Monday, January 9, 2012

Confusing Amazon

Amazon.com has turned out to be a rather valuable resource when I am doing my writing for Examiner.com.  When I am reviewing a recording, it is one of the easiest places for me to find its release date;  and, since an image of the album cover is often one of the best candidates to fit the constraints allowed to me for any image I provide, the Amazon page usually gives me the best candidate to download and then crop as needed.  As a result I spend a lot of time on Amazon.com, almost none of which involves buying anything.

Today I shall probably be doing a piece on the first CD in Jonathan Biss’ project to record the complete piano sonatas of Ludwig van Beethoven.  By way of “homework,” I decided to read Beethoven’s Shadow, which was released as a Kindle Single last month (in conjunction with Beethoven’s birthday).  I do not have a Kindle;  but Biss’ publicist provided me with a PDF review copy, which provided me with my most extended exercise in reading from the screen to date.  (Printing the file was password-protected, not that I would have wanted to print that many pages.)

After completing this exercise I decided to see what else had been released as a Kindle Single.  The Kindle Singles home page turned out to be a useful place to get an idea of both what was available and what was popular.  When I read to the bottom of this page, I discovered that there was still a recommendations window, captioned:


Continue Shopping:  Customers Who Bought Items in your Recent History Also Bought

This has never been anything other than a source of amusement;  but, now that I am trying to use the site as a reference resource (supplementing my regular use of Grove Online, not to mention Wikipedia), I realized that I am probably throwing an even bigger monkey wrench into their recommendation algorithm than I had done when I was buying off-the-wall titles (both books and recordings).
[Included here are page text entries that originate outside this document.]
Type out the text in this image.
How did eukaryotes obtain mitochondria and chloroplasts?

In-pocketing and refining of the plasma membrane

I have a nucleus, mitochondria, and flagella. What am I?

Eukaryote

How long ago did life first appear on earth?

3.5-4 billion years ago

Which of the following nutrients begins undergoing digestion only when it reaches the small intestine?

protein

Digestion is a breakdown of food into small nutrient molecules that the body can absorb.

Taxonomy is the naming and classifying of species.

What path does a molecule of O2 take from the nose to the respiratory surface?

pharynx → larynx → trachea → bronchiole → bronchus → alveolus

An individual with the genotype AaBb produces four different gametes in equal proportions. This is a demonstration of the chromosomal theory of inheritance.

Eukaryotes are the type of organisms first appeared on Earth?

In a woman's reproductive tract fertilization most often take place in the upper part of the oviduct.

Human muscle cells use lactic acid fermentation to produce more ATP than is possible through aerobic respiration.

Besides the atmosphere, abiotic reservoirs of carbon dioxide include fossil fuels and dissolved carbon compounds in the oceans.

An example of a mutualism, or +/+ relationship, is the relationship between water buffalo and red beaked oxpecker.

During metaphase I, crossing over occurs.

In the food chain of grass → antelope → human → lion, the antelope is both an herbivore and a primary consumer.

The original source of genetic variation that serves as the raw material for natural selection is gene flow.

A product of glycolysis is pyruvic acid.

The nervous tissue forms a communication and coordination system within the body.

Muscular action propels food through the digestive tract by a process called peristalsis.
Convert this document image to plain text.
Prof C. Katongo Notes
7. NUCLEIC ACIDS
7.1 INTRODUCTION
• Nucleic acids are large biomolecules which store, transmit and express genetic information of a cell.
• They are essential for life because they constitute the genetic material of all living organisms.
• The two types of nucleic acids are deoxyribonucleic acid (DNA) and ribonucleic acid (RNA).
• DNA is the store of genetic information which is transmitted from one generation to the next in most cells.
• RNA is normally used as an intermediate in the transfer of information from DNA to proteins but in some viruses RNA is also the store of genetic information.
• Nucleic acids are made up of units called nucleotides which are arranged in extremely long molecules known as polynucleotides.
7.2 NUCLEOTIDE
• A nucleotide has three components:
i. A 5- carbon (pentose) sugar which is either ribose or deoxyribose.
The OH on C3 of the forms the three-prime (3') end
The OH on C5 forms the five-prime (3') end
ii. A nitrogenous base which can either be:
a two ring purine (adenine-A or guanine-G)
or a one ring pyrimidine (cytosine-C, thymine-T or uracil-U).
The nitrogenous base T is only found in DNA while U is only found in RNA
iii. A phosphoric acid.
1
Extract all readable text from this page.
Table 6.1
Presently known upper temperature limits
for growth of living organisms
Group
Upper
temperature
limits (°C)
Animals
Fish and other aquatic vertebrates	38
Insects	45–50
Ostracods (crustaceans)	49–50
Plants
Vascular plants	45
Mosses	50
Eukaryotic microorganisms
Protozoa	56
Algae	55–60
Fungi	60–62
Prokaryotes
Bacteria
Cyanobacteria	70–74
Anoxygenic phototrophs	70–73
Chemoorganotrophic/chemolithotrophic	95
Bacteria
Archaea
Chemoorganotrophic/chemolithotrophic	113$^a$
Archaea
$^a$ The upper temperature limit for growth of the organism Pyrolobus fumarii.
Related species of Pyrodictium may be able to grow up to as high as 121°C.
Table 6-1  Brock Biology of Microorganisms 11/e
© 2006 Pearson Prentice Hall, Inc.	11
Today’s top recommendation offered a curious blend of irony and nostalgia.  It was John Cage’s Silence.  The irony is that, in many respects, my experiences in reading this book (and, as a result of reading Leta Miller’s accounts of the early years of an avant-garde movement that involved Cage, Henry Cowell, and Lou Harrison, among many others, continuing to read it) did a lot to shape much of that off-the-wall browsing I have done on Amazon.com.  In other words this is a classical example of how recommendation algorithms cannot tell the difference between co-occurrence and causality.  The nostalgia has a somewhat ironic tinge as well, since I purchased my copy of Silence long before Amazon.com even existed!